The afternoon went by like a dream. Concentrating on the Mac screen, on her photos, titles and fonts, and files to be sent to the printer, Julie wasn’t aware of time passing. It was the end of March, the days were growing longer, but eventually the light faded… At 7 p.m., Gilles stood up, put on his raincoat and waved goodbye to his assistant. ‘Right, see you tomorrow, Julie. I’ll leave you to finish off the cover. Send it to Magnus, wait for his approval, then you can go home.’
‘But…’
‘Don’t worry, you’ll be fine. See you then, bye!’

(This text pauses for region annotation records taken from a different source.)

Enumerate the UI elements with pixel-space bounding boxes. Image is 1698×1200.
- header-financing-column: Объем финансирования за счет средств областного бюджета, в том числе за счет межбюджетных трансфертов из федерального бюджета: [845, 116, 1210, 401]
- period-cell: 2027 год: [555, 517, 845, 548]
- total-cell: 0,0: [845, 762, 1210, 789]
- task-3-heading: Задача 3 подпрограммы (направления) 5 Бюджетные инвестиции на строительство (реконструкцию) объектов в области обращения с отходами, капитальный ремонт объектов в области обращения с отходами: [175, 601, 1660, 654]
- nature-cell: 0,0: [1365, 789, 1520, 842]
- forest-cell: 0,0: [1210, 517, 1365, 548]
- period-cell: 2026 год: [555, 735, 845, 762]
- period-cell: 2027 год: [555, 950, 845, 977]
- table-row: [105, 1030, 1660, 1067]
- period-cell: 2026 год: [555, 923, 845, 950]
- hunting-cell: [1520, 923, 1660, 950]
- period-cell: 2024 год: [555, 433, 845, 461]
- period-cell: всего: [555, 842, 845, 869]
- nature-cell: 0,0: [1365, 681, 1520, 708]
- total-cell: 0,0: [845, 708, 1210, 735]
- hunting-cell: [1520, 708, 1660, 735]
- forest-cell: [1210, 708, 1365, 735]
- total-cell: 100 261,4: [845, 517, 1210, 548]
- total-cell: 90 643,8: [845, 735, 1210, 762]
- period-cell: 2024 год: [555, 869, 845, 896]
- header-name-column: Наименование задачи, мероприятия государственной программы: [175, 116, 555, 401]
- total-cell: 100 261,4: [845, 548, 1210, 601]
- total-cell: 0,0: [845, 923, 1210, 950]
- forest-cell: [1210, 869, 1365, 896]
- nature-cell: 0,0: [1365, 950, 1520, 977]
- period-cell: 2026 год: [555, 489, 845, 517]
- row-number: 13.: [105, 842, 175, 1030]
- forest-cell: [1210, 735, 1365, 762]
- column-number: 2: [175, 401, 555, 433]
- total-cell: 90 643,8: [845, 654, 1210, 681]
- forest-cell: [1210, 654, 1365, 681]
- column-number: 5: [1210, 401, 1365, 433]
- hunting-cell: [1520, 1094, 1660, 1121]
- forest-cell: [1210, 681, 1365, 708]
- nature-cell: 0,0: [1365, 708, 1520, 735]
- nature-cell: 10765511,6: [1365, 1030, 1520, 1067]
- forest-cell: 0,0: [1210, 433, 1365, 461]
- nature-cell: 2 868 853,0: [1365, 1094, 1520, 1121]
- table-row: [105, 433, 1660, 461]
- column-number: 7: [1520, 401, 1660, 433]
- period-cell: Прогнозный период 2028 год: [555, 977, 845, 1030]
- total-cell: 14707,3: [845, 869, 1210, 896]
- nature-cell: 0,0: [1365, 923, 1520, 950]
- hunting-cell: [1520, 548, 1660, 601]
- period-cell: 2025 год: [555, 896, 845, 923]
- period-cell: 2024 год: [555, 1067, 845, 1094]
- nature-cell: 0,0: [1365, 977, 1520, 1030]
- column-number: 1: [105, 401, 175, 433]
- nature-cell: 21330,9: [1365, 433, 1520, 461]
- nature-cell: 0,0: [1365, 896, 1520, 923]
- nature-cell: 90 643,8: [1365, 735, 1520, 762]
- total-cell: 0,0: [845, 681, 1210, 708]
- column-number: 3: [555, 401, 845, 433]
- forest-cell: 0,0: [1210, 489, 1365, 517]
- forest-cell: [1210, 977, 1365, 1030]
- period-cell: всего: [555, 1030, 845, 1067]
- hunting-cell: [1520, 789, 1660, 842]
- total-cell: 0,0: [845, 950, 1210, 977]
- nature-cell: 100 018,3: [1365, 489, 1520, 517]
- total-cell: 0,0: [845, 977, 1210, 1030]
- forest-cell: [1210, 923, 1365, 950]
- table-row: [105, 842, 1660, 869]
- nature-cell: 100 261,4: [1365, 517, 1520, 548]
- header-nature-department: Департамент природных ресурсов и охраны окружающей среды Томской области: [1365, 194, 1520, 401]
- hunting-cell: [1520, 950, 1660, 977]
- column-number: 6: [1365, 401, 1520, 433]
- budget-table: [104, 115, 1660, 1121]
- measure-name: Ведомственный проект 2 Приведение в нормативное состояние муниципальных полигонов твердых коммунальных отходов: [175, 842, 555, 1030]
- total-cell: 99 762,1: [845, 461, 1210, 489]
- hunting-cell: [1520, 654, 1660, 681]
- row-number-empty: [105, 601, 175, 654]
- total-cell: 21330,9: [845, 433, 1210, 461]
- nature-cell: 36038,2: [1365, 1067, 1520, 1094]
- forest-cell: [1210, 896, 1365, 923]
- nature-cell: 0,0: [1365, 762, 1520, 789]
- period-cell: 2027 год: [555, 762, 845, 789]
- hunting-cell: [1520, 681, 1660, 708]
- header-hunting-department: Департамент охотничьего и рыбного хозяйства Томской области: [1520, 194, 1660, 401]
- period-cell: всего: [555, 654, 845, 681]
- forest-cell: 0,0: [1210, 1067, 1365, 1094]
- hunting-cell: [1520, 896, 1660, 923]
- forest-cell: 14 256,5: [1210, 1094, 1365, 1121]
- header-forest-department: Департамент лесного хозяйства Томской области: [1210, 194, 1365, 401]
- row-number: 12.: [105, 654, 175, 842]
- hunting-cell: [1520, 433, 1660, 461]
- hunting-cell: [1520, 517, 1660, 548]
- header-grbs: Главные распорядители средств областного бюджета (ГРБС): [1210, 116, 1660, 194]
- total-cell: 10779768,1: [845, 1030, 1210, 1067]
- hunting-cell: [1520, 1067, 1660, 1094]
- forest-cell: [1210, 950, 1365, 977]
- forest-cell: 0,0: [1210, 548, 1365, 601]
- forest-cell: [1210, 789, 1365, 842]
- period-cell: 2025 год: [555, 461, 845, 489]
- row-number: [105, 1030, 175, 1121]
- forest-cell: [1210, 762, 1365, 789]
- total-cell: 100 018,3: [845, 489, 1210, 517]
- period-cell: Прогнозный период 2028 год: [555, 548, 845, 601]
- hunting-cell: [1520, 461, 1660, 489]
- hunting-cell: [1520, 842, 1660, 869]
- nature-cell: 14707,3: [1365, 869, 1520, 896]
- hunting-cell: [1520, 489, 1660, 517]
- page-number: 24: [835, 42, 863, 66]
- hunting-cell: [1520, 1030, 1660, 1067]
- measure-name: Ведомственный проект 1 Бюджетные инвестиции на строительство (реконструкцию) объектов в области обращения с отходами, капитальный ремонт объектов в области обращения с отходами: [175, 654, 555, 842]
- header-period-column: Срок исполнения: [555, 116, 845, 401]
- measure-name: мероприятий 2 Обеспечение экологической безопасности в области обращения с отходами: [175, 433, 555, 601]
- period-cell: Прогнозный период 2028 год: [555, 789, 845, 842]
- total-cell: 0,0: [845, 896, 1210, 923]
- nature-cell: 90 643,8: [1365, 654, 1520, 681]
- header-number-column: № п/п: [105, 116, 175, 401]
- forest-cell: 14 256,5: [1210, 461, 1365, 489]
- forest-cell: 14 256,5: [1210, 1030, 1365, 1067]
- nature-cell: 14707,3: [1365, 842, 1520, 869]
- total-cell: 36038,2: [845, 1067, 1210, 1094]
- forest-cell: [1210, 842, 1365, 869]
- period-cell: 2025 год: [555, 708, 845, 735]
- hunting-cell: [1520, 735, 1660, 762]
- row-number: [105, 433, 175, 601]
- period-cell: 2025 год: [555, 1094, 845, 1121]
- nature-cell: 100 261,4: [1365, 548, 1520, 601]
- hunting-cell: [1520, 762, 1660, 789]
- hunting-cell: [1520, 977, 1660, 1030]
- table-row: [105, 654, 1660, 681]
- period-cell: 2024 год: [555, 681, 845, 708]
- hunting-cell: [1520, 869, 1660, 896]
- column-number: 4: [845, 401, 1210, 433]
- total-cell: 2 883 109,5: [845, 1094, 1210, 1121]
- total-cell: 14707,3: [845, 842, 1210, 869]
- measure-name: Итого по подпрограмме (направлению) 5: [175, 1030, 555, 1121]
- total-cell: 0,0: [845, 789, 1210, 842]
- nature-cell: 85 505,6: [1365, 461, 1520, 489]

Magnus Laksson, a Finn who’d settled in the US, supervised the art direction for all the international editions. His trenchant opinions, utter lack of diplomacy, and ultra-conservative view of what Reader’s Digest should be in America and elsewhere, made him the bête noire of art directors working under him. Julie sent him the mockup of the cover accompanied by a few polite phrases in her approximate English and waited for the verdict, which, with the time difference (Laksson had no doubt gone for lunch), only arrived on her screen at 10.30 p.m., French time.